Old-time cooks thought all they needed was cooking sense and thought they never used measurements, but in reality, they used the same bowls, the same cups, the same handfuls every time. They cooked and baked the same thing over and over again and by tasting and practice become excellent cooks.

Today with the aid of a practical cook book like ours, with exact measurements of cups and teaspoons and explicit directions for combining mixtures, uniform results can always be expected. No wonder the bride of today soon learns to be a good cook and finds “the way to a man’s heart.”

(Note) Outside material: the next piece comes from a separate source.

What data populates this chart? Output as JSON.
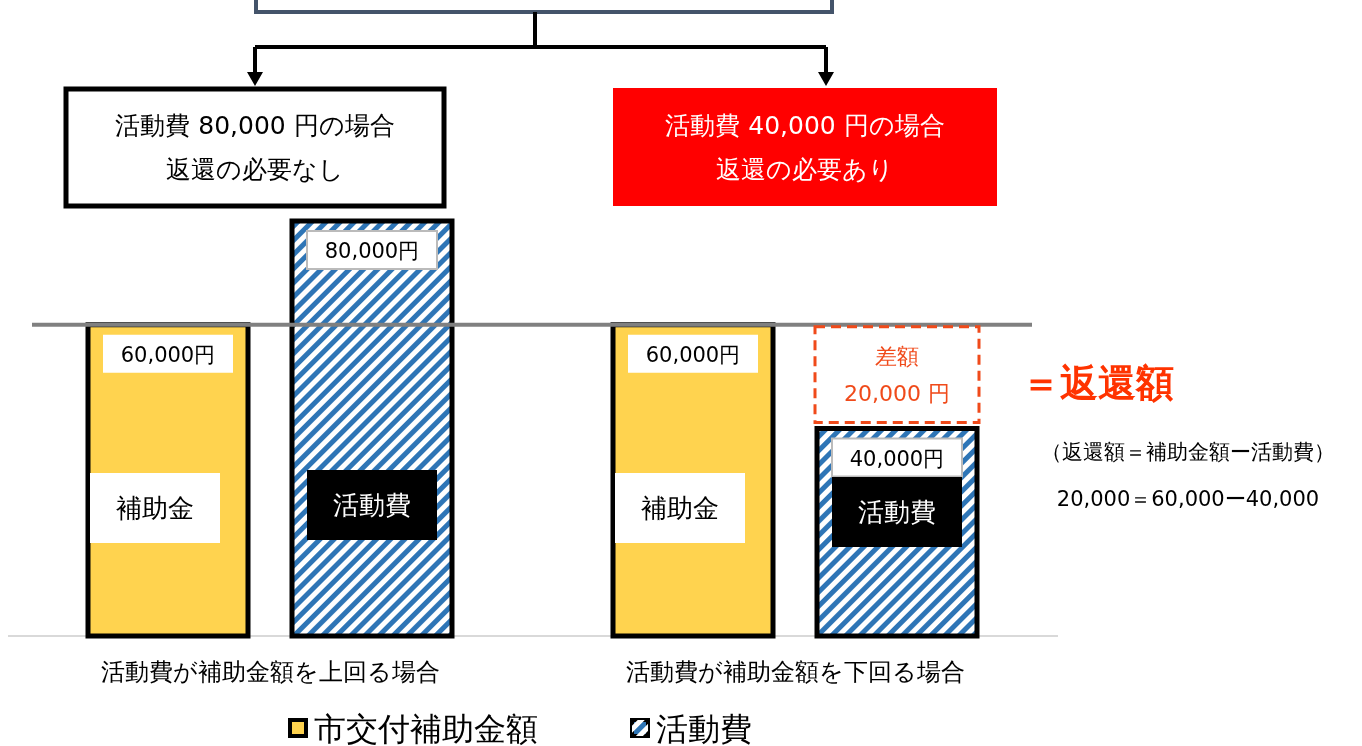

In planning a meal, is your book of use as to vitamins and how is one to be bothered with so many details?

Yes. On page 25 there is a very simplified table of foods, arranged in groups, containing all the elements necessary for a balanced menu. If one kind of food from each of these groups is found in every meal, there is little fear of lack of nourishment or vitamin requirements.


How did you arrive at the schedule for babies and children?

We added the section on infant feeding at the request of some young mothers who were anxious to care for their babies according to the latest method. An outstanding pediatrician has prepared and edited the material for this section, which he revises with each edition as changes become necessary.


What was your guide in developing your chapter on invalid cookery?

Cooking for invalids requires special individual recipes. And the recipes in this chapter were gathered from authorized dieticians and physicians.


Do you think it is a good idea to prepare potatoes differently everyday?

Yes, I do. Any food that appears on the table daily becomes monotonous if the form is not varied. It reminds me of the time when my husband went fishing and brought home more fish than our family could consume. He wanted to have the pleasure of having his friends share the fish with him at home. But he wanted to have it served differently each time. That is why I have so many different recipes for the preparation of fish.


Don’t you think the problem of overweight is due largely to eating too much starchy food?

I certainly do. One can easily reduce his weight by abstaining from starchy foods such as bread, cakes and potatoes.


How do you account for the fact that your book has become so popular?

Because the Settlement Cook Book is primarily a home cook book. The recipes are tested in a home kitchen. They are practical, economical and reliable. The directions are given in simple language and are easy to follow. Because of America’s cosmopolitan population, the dishes of all nationalities have been included.